Show HN: Always shop from official Amazon.com with Loyal Smile browser extension - uniosoft
http://loyalsmile.uniosoft.com
======
uniosoft
Direct Chrome Webstore Link:
[https://chrome.google.com/webstore/detail/bgaanighljjnphponp...](https://chrome.google.com/webstore/detail/bgaanighljjnphponpooiifkooahkpfe)

My extension's still in the beta stages, so please pardon any shortcomings.
But it's pretty much ready for use.

What do you guys think?

*Description: Do you usually buy products that "Ships from and sold by Amazon.com"? In other words, do you prefer items officially sold by Amazon™ and not third-parties, and you want that to be ensured effortlessly and automatically? Heck, do you even know such a difference actually exists and do you think everything you buy from Amazon.com is always directly from the official Amazon (the seller, not just the Website)?

Then, look no further: Loyal Smile™ is your solution!

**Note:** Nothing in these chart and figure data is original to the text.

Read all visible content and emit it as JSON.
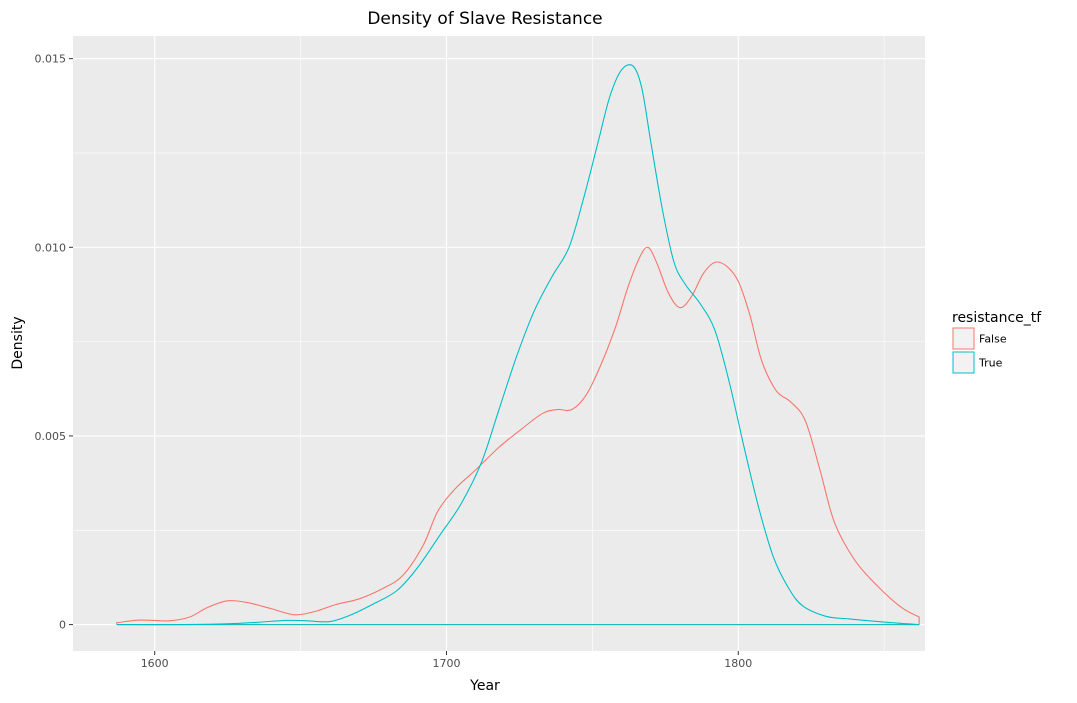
{
  "chart_data": {
    "type": "line",
    "title": "Density of Slave Resistance",
    "xlabel": "Year",
    "ylabel": "Density",
    "xlim": [
      1572,
      1864
    ],
    "ylim": [
      -0.0007,
      0.0156
    ],
    "x_ticks": [
      1600,
      1700,
      1800
    ],
    "x_tick_labels": [
      "1600",
      "1700",
      "1800"
    ],
    "y_ticks": [
      0,
      0.005,
      0.01,
      0.015
    ],
    "y_tick_labels": [
      "0",
      "0.005",
      "0.010",
      "0.015"
    ],
    "grid": true,
    "legend": {
      "title": "resistance_tf",
      "placement": "right",
      "entries": [
        "False",
        "True"
      ]
    },
    "series": [
      {
        "name": "False",
        "color": "#F8766D",
        "x": [
          1587,
          1595,
          1605,
          1612,
          1618,
          1625,
          1632,
          1640,
          1648,
          1655,
          1662,
          1670,
          1678,
          1685,
          1692,
          1697,
          1703,
          1710,
          1718,
          1726,
          1733,
          1738,
          1743,
          1748,
          1753,
          1758,
          1762,
          1766,
          1769,
          1772,
          1776,
          1780,
          1784,
          1788,
          1792,
          1796,
          1800,
          1804,
          1808,
          1813,
          1818,
          1823,
          1828,
          1833,
          1840,
          1848,
          1856,
          1862
        ],
        "values": [
          5e-05,
          0.00012,
          0.0001,
          0.0002,
          0.00045,
          0.00063,
          0.00058,
          0.00042,
          0.00026,
          0.00035,
          0.00053,
          0.00068,
          0.00095,
          0.0013,
          0.0021,
          0.003,
          0.0036,
          0.0041,
          0.0047,
          0.0052,
          0.0056,
          0.0057,
          0.0057,
          0.0061,
          0.0069,
          0.0079,
          0.0089,
          0.0097,
          0.01,
          0.0096,
          0.0088,
          0.0084,
          0.0087,
          0.0093,
          0.0096,
          0.0095,
          0.0091,
          0.0082,
          0.007,
          0.0062,
          0.0059,
          0.0054,
          0.0041,
          0.0027,
          0.0017,
          0.001,
          0.00045,
          0.0002
        ]
      },
      {
        "name": "True",
        "color": "#00BFC4",
        "x": [
          1587,
          1610,
          1625,
          1635,
          1645,
          1652,
          1660,
          1667,
          1675,
          1683,
          1690,
          1698,
          1705,
          1712,
          1718,
          1724,
          1730,
          1736,
          1742,
          1747,
          1752,
          1756,
          1760,
          1764,
          1767,
          1770,
          1774,
          1778,
          1782,
          1787,
          1792,
          1797,
          1802,
          1807,
          1812,
          1817,
          1822,
          1830,
          1838,
          1848,
          1856,
          1862
        ],
        "values": [
          0.0,
          0.0,
          2e-05,
          6e-05,
          0.00011,
          0.0001,
          8e-05,
          0.00025,
          0.00055,
          0.0009,
          0.0015,
          0.0024,
          0.0032,
          0.0043,
          0.0057,
          0.0071,
          0.0083,
          0.0092,
          0.01,
          0.0113,
          0.0128,
          0.014,
          0.0147,
          0.0148,
          0.0142,
          0.0128,
          0.011,
          0.0096,
          0.009,
          0.0085,
          0.0078,
          0.0064,
          0.0047,
          0.0031,
          0.0018,
          0.001,
          0.0005,
          0.00022,
          0.00015,
          8e-05,
          3e-05,
          0.0
        ]
      }
    ]
  }
}
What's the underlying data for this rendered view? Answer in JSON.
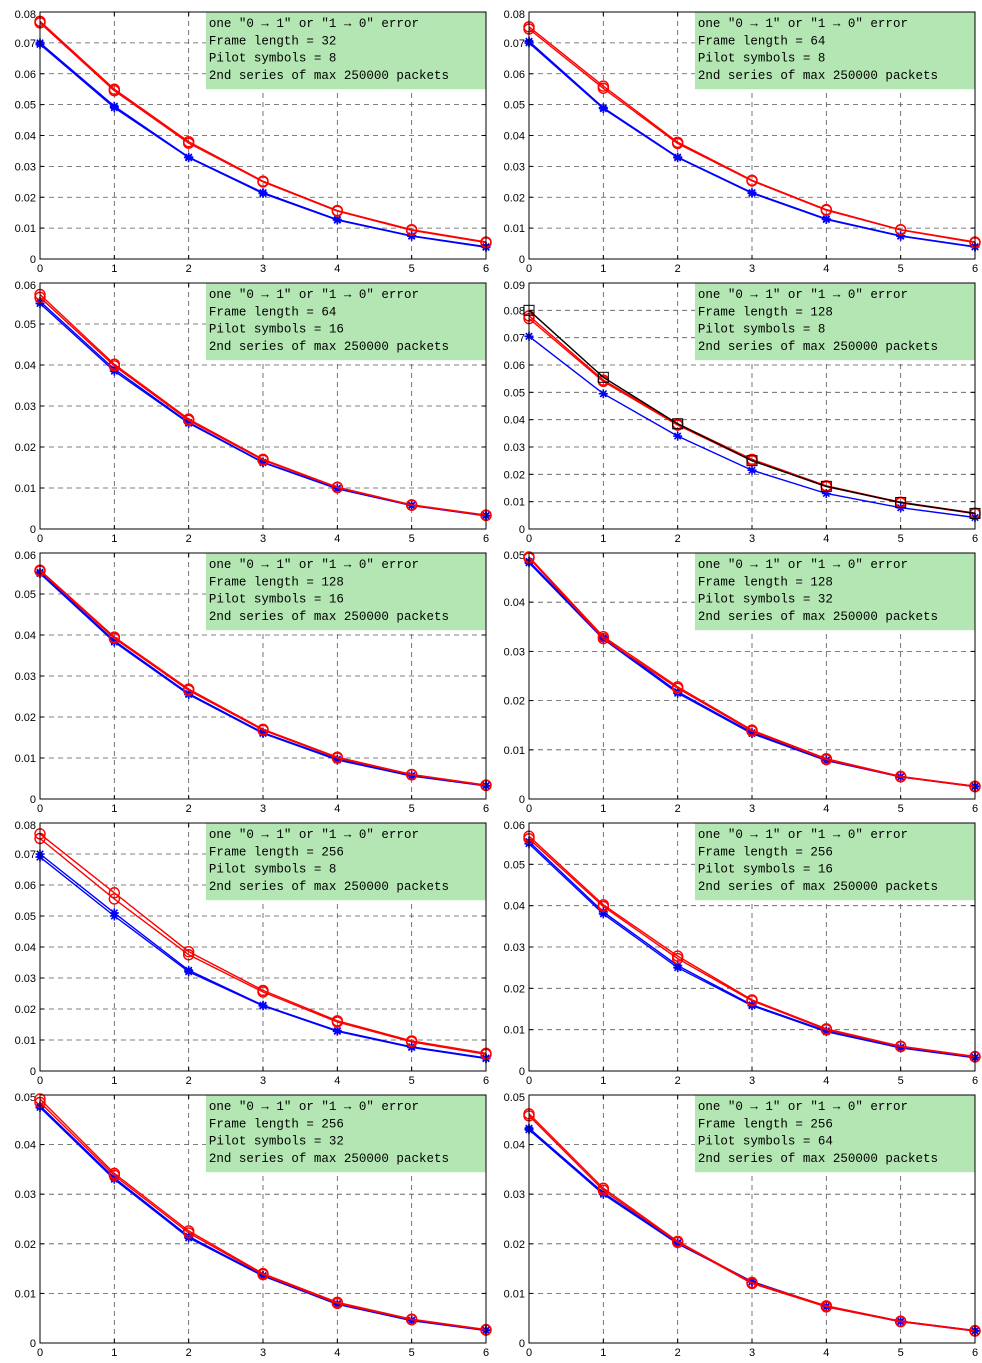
{
  "chart_data": [
    {
      "type": "line",
      "x": [
        0,
        1,
        2,
        3,
        4,
        5,
        6
      ],
      "ylim": [
        0,
        0.08
      ],
      "yticks": [
        "0",
        "0.01",
        "0.02",
        "0.03",
        "0.04",
        "0.05",
        "0.06",
        "0.07",
        "0.08"
      ],
      "xticks": [
        "0",
        "1",
        "2",
        "3",
        "4",
        "5",
        "6"
      ],
      "annotation": [
        "one \"0 → 1\" or \"1 → 0\" error",
        "Frame length = 32",
        "Pilot symbols = 8",
        "2nd series of max 250000 packets"
      ],
      "series": [
        {
          "color": "#0000ff",
          "marker": "star",
          "values": [
            0.07,
            0.0495,
            0.033,
            0.0215,
            0.0128,
            0.0075,
            0.004
          ]
        },
        {
          "color": "#0000ff",
          "marker": "star",
          "values": [
            0.0695,
            0.049,
            0.0328,
            0.0212,
            0.0126,
            0.0074,
            0.0038
          ]
        },
        {
          "color": "#ff0000",
          "marker": "circle",
          "values": [
            0.077,
            0.055,
            0.038,
            0.0252,
            0.0157,
            0.0095,
            0.0055
          ]
        },
        {
          "color": "#ff0000",
          "marker": "circle",
          "values": [
            0.0765,
            0.0545,
            0.0375,
            0.025,
            0.0155,
            0.0093,
            0.0053
          ]
        }
      ]
    },
    {
      "type": "line",
      "x": [
        0,
        1,
        2,
        3,
        4,
        5,
        6
      ],
      "ylim": [
        0,
        0.08
      ],
      "yticks": [
        "0",
        "0.01",
        "0.02",
        "0.03",
        "0.04",
        "0.05",
        "0.06",
        "0.07",
        "0.08"
      ],
      "xticks": [
        "0",
        "1",
        "2",
        "3",
        "4",
        "5",
        "6"
      ],
      "annotation": [
        "one \"0 → 1\" or \"1 → 0\" error",
        "Frame length = 64",
        "Pilot symbols = 8",
        "2nd series of max 250000 packets"
      ],
      "series": [
        {
          "color": "#0000ff",
          "marker": "star",
          "values": [
            0.0705,
            0.049,
            0.033,
            0.0215,
            0.013,
            0.0075,
            0.004
          ]
        },
        {
          "color": "#0000ff",
          "marker": "star",
          "values": [
            0.07,
            0.0487,
            0.0328,
            0.0213,
            0.0128,
            0.0074,
            0.0039
          ]
        },
        {
          "color": "#ff0000",
          "marker": "circle",
          "values": [
            0.0752,
            0.056,
            0.0378,
            0.0255,
            0.016,
            0.0095,
            0.0055
          ]
        },
        {
          "color": "#ff0000",
          "marker": "circle",
          "values": [
            0.0745,
            0.0553,
            0.0374,
            0.0253,
            0.0158,
            0.0094,
            0.0053
          ]
        }
      ]
    },
    {
      "type": "line",
      "x": [
        0,
        1,
        2,
        3,
        4,
        5,
        6
      ],
      "ylim": [
        0,
        0.06
      ],
      "yticks": [
        "0",
        "0.01",
        "0.02",
        "0.03",
        "0.04",
        "0.05",
        "0.06"
      ],
      "xticks": [
        "0",
        "1",
        "2",
        "3",
        "4",
        "5",
        "6"
      ],
      "annotation": [
        "one \"0 → 1\" or \"1 → 0\" error",
        "Frame length = 64",
        "Pilot symbols = 16",
        "2nd series of max 250000 packets"
      ],
      "series": [
        {
          "color": "#0000ff",
          "marker": "star",
          "values": [
            0.055,
            0.0385,
            0.0258,
            0.0162,
            0.0098,
            0.0057,
            0.0032
          ]
        },
        {
          "color": "#0000ff",
          "marker": "star",
          "values": [
            0.0555,
            0.039,
            0.026,
            0.0163,
            0.0099,
            0.0058,
            0.0033
          ]
        },
        {
          "color": "#ff0000",
          "marker": "circle",
          "values": [
            0.0572,
            0.0402,
            0.0268,
            0.017,
            0.0102,
            0.0059,
            0.0034
          ]
        },
        {
          "color": "#ff0000",
          "marker": "circle",
          "values": [
            0.0565,
            0.0398,
            0.0265,
            0.0168,
            0.0101,
            0.0058,
            0.0033
          ]
        }
      ]
    },
    {
      "type": "line",
      "x": [
        0,
        1,
        2,
        3,
        4,
        5,
        6
      ],
      "ylim": [
        0,
        0.09
      ],
      "yticks": [
        "0",
        "0.01",
        "0.02",
        "0.03",
        "0.04",
        "0.05",
        "0.06",
        "0.07",
        "0.08",
        "0.09"
      ],
      "xticks": [
        "0",
        "1",
        "2",
        "3",
        "4",
        "5",
        "6"
      ],
      "annotation": [
        "one \"0 → 1\" or \"1 → 0\" error",
        "Frame length = 128",
        "Pilot symbols = 8",
        "2nd series of max 250000 packets"
      ],
      "series": [
        {
          "color": "#0000ff",
          "marker": "star",
          "values": [
            0.0705,
            0.0495,
            0.034,
            0.0215,
            0.013,
            0.0078,
            0.0042
          ]
        },
        {
          "color": "#ff0000",
          "marker": "circle",
          "values": [
            0.078,
            0.0545,
            0.0385,
            0.0255,
            0.0158,
            0.0098,
            0.0058
          ]
        },
        {
          "color": "#ff0000",
          "marker": "circle",
          "values": [
            0.077,
            0.054,
            0.038,
            0.025,
            0.0155,
            0.0096,
            0.0056
          ]
        },
        {
          "color": "#000000",
          "marker": "square",
          "values": [
            0.08,
            0.0555,
            0.0385,
            0.025,
            0.0156,
            0.0097,
            0.0057
          ]
        }
      ]
    },
    {
      "type": "line",
      "x": [
        0,
        1,
        2,
        3,
        4,
        5,
        6
      ],
      "ylim": [
        0,
        0.06
      ],
      "yticks": [
        "0",
        "0.01",
        "0.02",
        "0.03",
        "0.04",
        "0.05",
        "0.06"
      ],
      "xticks": [
        "0",
        "1",
        "2",
        "3",
        "4",
        "5",
        "6"
      ],
      "annotation": [
        "one \"0 → 1\" or \"1 → 0\" error",
        "Frame length = 128",
        "Pilot symbols = 16",
        "2nd series of max 250000 packets"
      ],
      "series": [
        {
          "color": "#0000ff",
          "marker": "star",
          "values": [
            0.055,
            0.0383,
            0.0255,
            0.016,
            0.0095,
            0.0056,
            0.0032
          ]
        },
        {
          "color": "#0000ff",
          "marker": "star",
          "values": [
            0.0553,
            0.0386,
            0.0257,
            0.0162,
            0.0097,
            0.0057,
            0.0033
          ]
        },
        {
          "color": "#ff0000",
          "marker": "circle",
          "values": [
            0.0558,
            0.0395,
            0.0268,
            0.017,
            0.0102,
            0.006,
            0.0034
          ]
        },
        {
          "color": "#ff0000",
          "marker": "circle",
          "values": [
            0.0556,
            0.0392,
            0.0265,
            0.0168,
            0.01,
            0.0059,
            0.0033
          ]
        }
      ]
    },
    {
      "type": "line",
      "x": [
        0,
        1,
        2,
        3,
        4,
        5,
        6
      ],
      "ylim": [
        0,
        0.05
      ],
      "yticks": [
        "0",
        "0.01",
        "0.02",
        "0.03",
        "0.04",
        "0.05"
      ],
      "xticks": [
        "0",
        "1",
        "2",
        "3",
        "4",
        "5",
        "6"
      ],
      "annotation": [
        "one \"0 → 1\" or \"1 → 0\" error",
        "Frame length = 128",
        "Pilot symbols = 32",
        "2nd series of max 250000 packets"
      ],
      "series": [
        {
          "color": "#0000ff",
          "marker": "star",
          "values": [
            0.048,
            0.0325,
            0.0215,
            0.0133,
            0.0078,
            0.0045,
            0.0025
          ]
        },
        {
          "color": "#0000ff",
          "marker": "star",
          "values": [
            0.0483,
            0.0328,
            0.0218,
            0.0135,
            0.0079,
            0.0045,
            0.0026
          ]
        },
        {
          "color": "#ff0000",
          "marker": "circle",
          "values": [
            0.0492,
            0.033,
            0.0228,
            0.014,
            0.0082,
            0.0046,
            0.0026
          ]
        },
        {
          "color": "#ff0000",
          "marker": "circle",
          "values": [
            0.049,
            0.0326,
            0.0225,
            0.0138,
            0.008,
            0.0045,
            0.0025
          ]
        }
      ]
    },
    {
      "type": "line",
      "x": [
        0,
        1,
        2,
        3,
        4,
        5,
        6
      ],
      "ylim": [
        0,
        0.08
      ],
      "yticks": [
        "0",
        "0.01",
        "0.02",
        "0.03",
        "0.04",
        "0.05",
        "0.06",
        "0.07",
        "0.08"
      ],
      "xticks": [
        "0",
        "1",
        "2",
        "3",
        "4",
        "5",
        "6"
      ],
      "annotation": [
        "one \"0 → 1\" or \"1 → 0\" error",
        "Frame length = 256",
        "Pilot symbols = 8",
        "2nd series of max 250000 packets"
      ],
      "series": [
        {
          "color": "#0000ff",
          "marker": "star",
          "values": [
            0.07,
            0.051,
            0.0325,
            0.0212,
            0.013,
            0.0078,
            0.0042
          ]
        },
        {
          "color": "#0000ff",
          "marker": "star",
          "values": [
            0.069,
            0.05,
            0.032,
            0.021,
            0.0128,
            0.0076,
            0.004
          ]
        },
        {
          "color": "#ff0000",
          "marker": "circle",
          "values": [
            0.0765,
            0.0575,
            0.0385,
            0.026,
            0.0162,
            0.0097,
            0.0057
          ]
        },
        {
          "color": "#ff0000",
          "marker": "circle",
          "values": [
            0.075,
            0.0555,
            0.0375,
            0.0255,
            0.0158,
            0.0094,
            0.0054
          ]
        }
      ]
    },
    {
      "type": "line",
      "x": [
        0,
        1,
        2,
        3,
        4,
        5,
        6
      ],
      "ylim": [
        0,
        0.06
      ],
      "yticks": [
        "0",
        "0.01",
        "0.02",
        "0.03",
        "0.04",
        "0.05",
        "0.06"
      ],
      "xticks": [
        "0",
        "1",
        "2",
        "3",
        "4",
        "5",
        "6"
      ],
      "annotation": [
        "one \"0 → 1\" or \"1 → 0\" error",
        "Frame length = 256",
        "Pilot symbols = 16",
        "2nd series of max 250000 packets"
      ],
      "series": [
        {
          "color": "#0000ff",
          "marker": "star",
          "values": [
            0.055,
            0.038,
            0.025,
            0.0158,
            0.0095,
            0.0056,
            0.0032
          ]
        },
        {
          "color": "#0000ff",
          "marker": "star",
          "values": [
            0.0555,
            0.0385,
            0.0255,
            0.016,
            0.0097,
            0.0057,
            0.0033
          ]
        },
        {
          "color": "#ff0000",
          "marker": "circle",
          "values": [
            0.0568,
            0.0402,
            0.0278,
            0.0172,
            0.0102,
            0.006,
            0.0035
          ]
        },
        {
          "color": "#ff0000",
          "marker": "circle",
          "values": [
            0.0562,
            0.0398,
            0.0272,
            0.017,
            0.01,
            0.0059,
            0.0034
          ]
        }
      ]
    },
    {
      "type": "line",
      "x": [
        0,
        1,
        2,
        3,
        4,
        5,
        6
      ],
      "ylim": [
        0,
        0.05
      ],
      "yticks": [
        "0",
        "0.01",
        "0.02",
        "0.03",
        "0.04",
        "0.05"
      ],
      "xticks": [
        "0",
        "1",
        "2",
        "3",
        "4",
        "5",
        "6"
      ],
      "annotation": [
        "one \"0 → 1\" or \"1 → 0\" error",
        "Frame length = 256",
        "Pilot symbols = 32",
        "2nd series of max 250000 packets"
      ],
      "series": [
        {
          "color": "#0000ff",
          "marker": "star",
          "values": [
            0.0475,
            0.033,
            0.0212,
            0.0135,
            0.0078,
            0.0045,
            0.0025
          ]
        },
        {
          "color": "#0000ff",
          "marker": "star",
          "values": [
            0.0478,
            0.0333,
            0.0215,
            0.0136,
            0.0079,
            0.0046,
            0.0026
          ]
        },
        {
          "color": "#ff0000",
          "marker": "circle",
          "values": [
            0.0492,
            0.0342,
            0.0226,
            0.014,
            0.0082,
            0.0048,
            0.0027
          ]
        },
        {
          "color": "#ff0000",
          "marker": "circle",
          "values": [
            0.0485,
            0.0338,
            0.0222,
            0.0138,
            0.008,
            0.0047,
            0.0026
          ]
        }
      ]
    },
    {
      "type": "line",
      "x": [
        0,
        1,
        2,
        3,
        4,
        5,
        6
      ],
      "ylim": [
        0,
        0.05
      ],
      "yticks": [
        "0",
        "0.01",
        "0.02",
        "0.03",
        "0.04",
        "0.05"
      ],
      "xticks": [
        "0",
        "1",
        "2",
        "3",
        "4",
        "5",
        "6"
      ],
      "annotation": [
        "one \"0 → 1\" or \"1 → 0\" error",
        "Frame length = 256",
        "Pilot symbols = 64",
        "2nd series of max 250000 packets"
      ],
      "series": [
        {
          "color": "#0000ff",
          "marker": "star",
          "values": [
            0.043,
            0.03,
            0.02,
            0.0123,
            0.0073,
            0.0043,
            0.0024
          ]
        },
        {
          "color": "#0000ff",
          "marker": "star",
          "values": [
            0.0433,
            0.0303,
            0.0202,
            0.0124,
            0.0074,
            0.0044,
            0.0025
          ]
        },
        {
          "color": "#ff0000",
          "marker": "circle",
          "values": [
            0.0462,
            0.0312,
            0.0205,
            0.0122,
            0.0075,
            0.0044,
            0.0025
          ]
        },
        {
          "color": "#ff0000",
          "marker": "circle",
          "values": [
            0.0458,
            0.0308,
            0.0203,
            0.012,
            0.0073,
            0.0043,
            0.0024
          ]
        }
      ]
    }
  ]
}
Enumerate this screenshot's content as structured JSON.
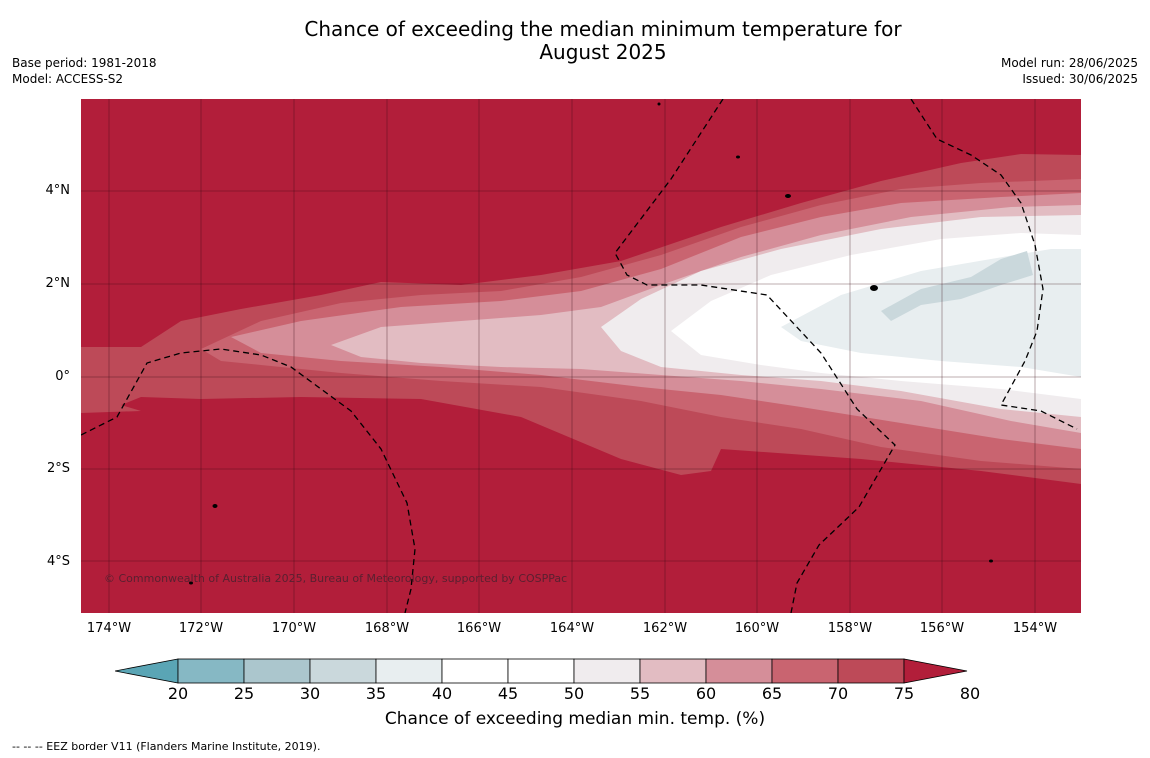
{
  "title_line1": "Chance of exceeding the median minimum temperature for",
  "title_line2": "August 2025",
  "meta_left": {
    "base_period": "Base period: 1981-2018",
    "model": "Model: ACCESS-S2"
  },
  "meta_right": {
    "model_run": "Model run: 28/06/2025",
    "issued": "Issued: 30/06/2025"
  },
  "latitude_labels": [
    "4°N",
    "2°N",
    "0°",
    "2°S",
    "4°S"
  ],
  "longitude_labels": [
    "174°W",
    "172°W",
    "170°W",
    "168°W",
    "166°W",
    "164°W",
    "162°W",
    "160°W",
    "158°W",
    "156°W",
    "154°W"
  ],
  "copyright": "© Commonwealth of Australia 2025, Bureau of Meteorology, supported by COSPPac",
  "colorbar": {
    "ticks": [
      "20",
      "25",
      "30",
      "35",
      "40",
      "45",
      "50",
      "55",
      "60",
      "65",
      "70",
      "75",
      "80"
    ],
    "colors": [
      "#5aa5b5",
      "#86b8c4",
      "#abc6cd",
      "#cad8dc",
      "#e8eef0",
      "#ffffff",
      "#ffffff",
      "#f0ecee",
      "#e2bcc2",
      "#d58e99",
      "#c96470",
      "#bd4a58",
      "#b21e3a"
    ],
    "title": "Chance of exceeding median min. temp. (%)"
  },
  "footnote": "--  --  -- EEZ border V11 (Flanders Marine Institute, 2019)."
}
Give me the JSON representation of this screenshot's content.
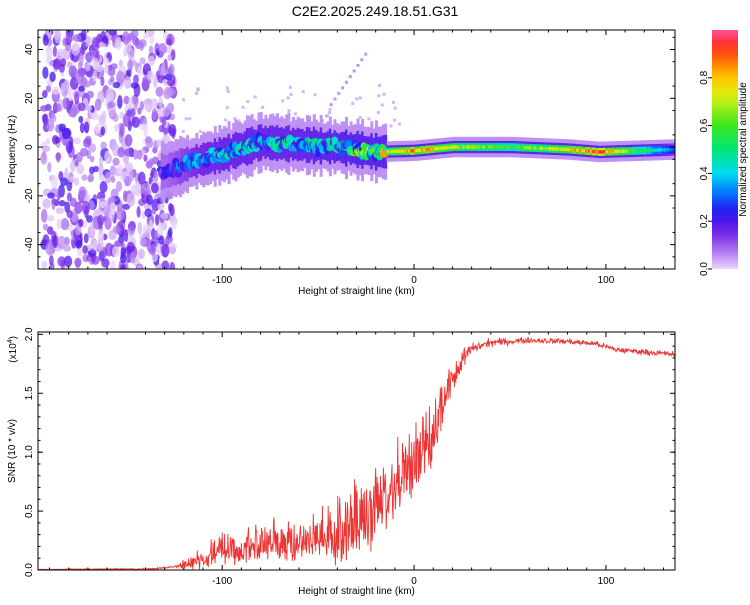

It automatically selects Amazon, Inc. as the Default Seller on Amazon.com.
Automate and no more manually switching sellers to Amazon needed, which may
even help avoid accidental purchases from third parties!

It's also so Amazonly Easy To Use™! Just install it and off you go easily
shopping from official Amazon, always.

Moreover, whenever you change your mind and decide to purchase from third
parties, you can do so easily: this extension gives you the option to disable
the automation on specified/all pages--so you're always in complete control.